FireWire may be in more and more households, but it is far from nearing household name status. As a result, it’s time to eliminate confusion regarding terminology and basic operating fundamentals.
WiFi and FireWire, same thing? No, not at all actually. Despite similarly inverted phonetic properties, there is actually little to no correlation between WiFi, which represents wireless internet service, and FireWire, which is a wire based connectivity technology. Confusion may arise in that there are in fact wireless connectivity tools as well; FireWire simply isn’t one of them.
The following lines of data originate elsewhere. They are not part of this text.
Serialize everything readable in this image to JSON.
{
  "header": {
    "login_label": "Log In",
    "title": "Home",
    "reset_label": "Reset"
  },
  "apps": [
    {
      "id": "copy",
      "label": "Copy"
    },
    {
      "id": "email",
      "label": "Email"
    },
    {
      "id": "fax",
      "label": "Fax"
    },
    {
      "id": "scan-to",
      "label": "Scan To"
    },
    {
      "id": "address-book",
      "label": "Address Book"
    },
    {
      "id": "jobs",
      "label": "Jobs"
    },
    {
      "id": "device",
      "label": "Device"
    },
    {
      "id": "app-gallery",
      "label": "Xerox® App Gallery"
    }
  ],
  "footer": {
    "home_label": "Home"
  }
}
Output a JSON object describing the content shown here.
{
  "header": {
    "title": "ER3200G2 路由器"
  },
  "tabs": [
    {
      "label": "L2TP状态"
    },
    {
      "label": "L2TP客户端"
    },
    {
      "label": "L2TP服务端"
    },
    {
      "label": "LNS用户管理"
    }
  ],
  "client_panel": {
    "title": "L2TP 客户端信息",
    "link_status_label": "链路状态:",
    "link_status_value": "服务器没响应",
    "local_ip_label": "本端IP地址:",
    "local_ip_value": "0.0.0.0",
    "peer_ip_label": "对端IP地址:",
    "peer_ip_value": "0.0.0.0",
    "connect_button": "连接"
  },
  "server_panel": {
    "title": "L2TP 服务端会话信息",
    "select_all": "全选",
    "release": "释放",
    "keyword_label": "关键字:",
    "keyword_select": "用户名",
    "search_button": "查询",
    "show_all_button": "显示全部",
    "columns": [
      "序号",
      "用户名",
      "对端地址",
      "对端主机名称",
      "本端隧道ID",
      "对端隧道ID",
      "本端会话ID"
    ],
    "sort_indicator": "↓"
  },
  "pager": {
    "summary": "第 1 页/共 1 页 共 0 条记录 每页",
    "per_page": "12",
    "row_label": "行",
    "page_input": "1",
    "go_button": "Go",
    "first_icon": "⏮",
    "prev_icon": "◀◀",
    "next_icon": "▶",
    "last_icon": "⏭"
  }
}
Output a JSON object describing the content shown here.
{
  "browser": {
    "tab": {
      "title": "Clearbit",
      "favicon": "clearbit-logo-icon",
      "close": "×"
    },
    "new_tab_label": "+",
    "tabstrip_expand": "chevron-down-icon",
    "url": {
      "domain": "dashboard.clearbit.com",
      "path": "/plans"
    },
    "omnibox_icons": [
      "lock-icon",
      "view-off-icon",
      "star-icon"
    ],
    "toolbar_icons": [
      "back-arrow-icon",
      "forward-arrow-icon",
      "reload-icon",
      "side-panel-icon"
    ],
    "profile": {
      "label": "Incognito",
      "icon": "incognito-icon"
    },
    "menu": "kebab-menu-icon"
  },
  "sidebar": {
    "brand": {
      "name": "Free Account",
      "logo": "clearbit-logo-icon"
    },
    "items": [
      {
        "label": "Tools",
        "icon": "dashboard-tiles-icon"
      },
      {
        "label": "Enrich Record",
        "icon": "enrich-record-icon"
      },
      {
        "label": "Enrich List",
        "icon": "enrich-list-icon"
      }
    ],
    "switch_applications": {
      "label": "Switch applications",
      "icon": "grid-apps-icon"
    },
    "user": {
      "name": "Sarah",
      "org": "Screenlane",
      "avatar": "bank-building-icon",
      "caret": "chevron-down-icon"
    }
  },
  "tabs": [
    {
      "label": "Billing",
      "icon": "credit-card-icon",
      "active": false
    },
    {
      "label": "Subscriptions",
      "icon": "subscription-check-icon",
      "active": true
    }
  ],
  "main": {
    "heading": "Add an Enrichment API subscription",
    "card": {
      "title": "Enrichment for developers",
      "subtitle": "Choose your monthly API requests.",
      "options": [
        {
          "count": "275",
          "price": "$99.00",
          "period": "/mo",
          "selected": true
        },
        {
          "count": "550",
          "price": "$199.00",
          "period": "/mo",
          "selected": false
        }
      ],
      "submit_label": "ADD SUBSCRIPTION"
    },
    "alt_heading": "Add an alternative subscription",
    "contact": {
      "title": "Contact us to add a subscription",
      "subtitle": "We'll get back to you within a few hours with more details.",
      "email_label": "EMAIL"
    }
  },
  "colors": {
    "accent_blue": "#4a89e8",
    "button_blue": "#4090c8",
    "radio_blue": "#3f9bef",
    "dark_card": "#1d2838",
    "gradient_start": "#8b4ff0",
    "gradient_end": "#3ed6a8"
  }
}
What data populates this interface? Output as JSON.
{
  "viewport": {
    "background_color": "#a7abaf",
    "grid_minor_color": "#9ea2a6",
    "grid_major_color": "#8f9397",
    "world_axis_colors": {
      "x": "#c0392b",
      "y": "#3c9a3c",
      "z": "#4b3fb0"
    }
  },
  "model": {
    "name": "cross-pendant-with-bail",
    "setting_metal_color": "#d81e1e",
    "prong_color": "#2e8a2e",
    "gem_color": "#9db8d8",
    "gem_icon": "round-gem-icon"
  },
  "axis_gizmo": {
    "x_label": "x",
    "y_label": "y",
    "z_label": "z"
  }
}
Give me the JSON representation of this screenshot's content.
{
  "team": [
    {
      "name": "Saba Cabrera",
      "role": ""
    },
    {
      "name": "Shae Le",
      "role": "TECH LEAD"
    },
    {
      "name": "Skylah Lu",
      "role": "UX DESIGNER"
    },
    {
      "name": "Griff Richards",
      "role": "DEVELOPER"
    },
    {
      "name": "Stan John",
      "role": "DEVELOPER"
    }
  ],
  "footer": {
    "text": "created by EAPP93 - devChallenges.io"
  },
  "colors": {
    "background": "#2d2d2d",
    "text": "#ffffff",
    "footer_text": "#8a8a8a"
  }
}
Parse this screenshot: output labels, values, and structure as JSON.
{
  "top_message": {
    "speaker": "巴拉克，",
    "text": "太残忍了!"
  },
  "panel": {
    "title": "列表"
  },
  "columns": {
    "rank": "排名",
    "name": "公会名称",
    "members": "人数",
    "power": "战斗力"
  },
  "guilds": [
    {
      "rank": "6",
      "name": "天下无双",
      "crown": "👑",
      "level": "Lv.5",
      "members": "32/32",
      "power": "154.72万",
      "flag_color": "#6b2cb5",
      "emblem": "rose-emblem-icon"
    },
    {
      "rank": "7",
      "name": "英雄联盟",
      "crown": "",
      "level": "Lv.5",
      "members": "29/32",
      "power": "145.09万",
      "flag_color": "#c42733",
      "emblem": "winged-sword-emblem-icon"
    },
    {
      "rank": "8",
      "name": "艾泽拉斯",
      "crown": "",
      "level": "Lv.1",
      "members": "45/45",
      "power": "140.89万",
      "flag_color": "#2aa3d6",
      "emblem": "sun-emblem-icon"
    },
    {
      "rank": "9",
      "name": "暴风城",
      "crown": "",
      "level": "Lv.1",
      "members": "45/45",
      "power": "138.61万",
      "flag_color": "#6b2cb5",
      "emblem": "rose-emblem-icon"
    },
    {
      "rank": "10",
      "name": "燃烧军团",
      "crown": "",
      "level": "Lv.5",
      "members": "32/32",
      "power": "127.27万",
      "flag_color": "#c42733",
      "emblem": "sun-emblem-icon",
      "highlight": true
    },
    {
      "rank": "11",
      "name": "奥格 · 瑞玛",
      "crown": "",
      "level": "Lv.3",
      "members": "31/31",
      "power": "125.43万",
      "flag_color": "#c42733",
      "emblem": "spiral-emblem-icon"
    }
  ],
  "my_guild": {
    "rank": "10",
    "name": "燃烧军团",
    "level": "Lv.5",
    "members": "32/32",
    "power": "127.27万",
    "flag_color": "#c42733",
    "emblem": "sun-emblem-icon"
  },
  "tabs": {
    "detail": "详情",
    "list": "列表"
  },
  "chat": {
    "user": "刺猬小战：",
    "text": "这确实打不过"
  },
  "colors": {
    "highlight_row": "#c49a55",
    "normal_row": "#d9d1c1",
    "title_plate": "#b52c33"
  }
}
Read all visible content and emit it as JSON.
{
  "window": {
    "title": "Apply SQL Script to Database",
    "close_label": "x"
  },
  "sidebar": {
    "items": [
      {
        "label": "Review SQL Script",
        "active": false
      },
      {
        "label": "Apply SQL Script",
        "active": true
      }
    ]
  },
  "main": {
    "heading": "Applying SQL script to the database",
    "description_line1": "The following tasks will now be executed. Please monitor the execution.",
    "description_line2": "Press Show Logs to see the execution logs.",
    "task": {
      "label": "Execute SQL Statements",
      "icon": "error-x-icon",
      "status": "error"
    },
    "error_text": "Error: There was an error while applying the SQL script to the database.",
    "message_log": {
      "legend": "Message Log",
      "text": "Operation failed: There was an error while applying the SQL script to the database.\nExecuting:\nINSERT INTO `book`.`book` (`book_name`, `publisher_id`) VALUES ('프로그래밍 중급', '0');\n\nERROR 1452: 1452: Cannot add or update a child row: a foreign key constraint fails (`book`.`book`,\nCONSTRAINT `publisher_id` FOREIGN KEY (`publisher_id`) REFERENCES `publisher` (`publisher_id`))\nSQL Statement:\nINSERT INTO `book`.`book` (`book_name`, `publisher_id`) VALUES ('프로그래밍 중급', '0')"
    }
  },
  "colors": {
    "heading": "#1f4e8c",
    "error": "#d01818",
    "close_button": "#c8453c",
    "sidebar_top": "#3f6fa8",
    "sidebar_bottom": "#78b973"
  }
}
FireWire, i.Link, Lynx and and IEEE 1394, same thing? Essentially, yes. These are all synonyms for the same technology, differentiated by provided by company for branding purposes. FireWire is to Apple, what i.Link is to Sony, Lynx is to Texas Instruments, and IEEE 1394 is to generic terminology.
What are the key benefits of FireWire? Perhaps FireWire’s two defining characteristics are its speed and simplicity. FireWire enables computers to connect to fellow devices through a purely peer to peer network. This helps it to move at higher speeds than comparable USB technology while not chancing as many inherent security risks as are commonly found in WiFi hookups.
I’ve heard rumors of USB 3.0, how will FireWire compare? USB 3.0 is the next progression in IEEE 1394′s main competitor technology. Though like all USB models before it, FireWire will differ in that USB will still operate under a bus master format (meaning no true peer to peer network, as mentioned above). USB 3.0 will undoubtedly serve as an upgrade to traditional USB technology, but will not usurp IEEE 1394, at least in this opinion, as the premier wire-centric hookup option on the market.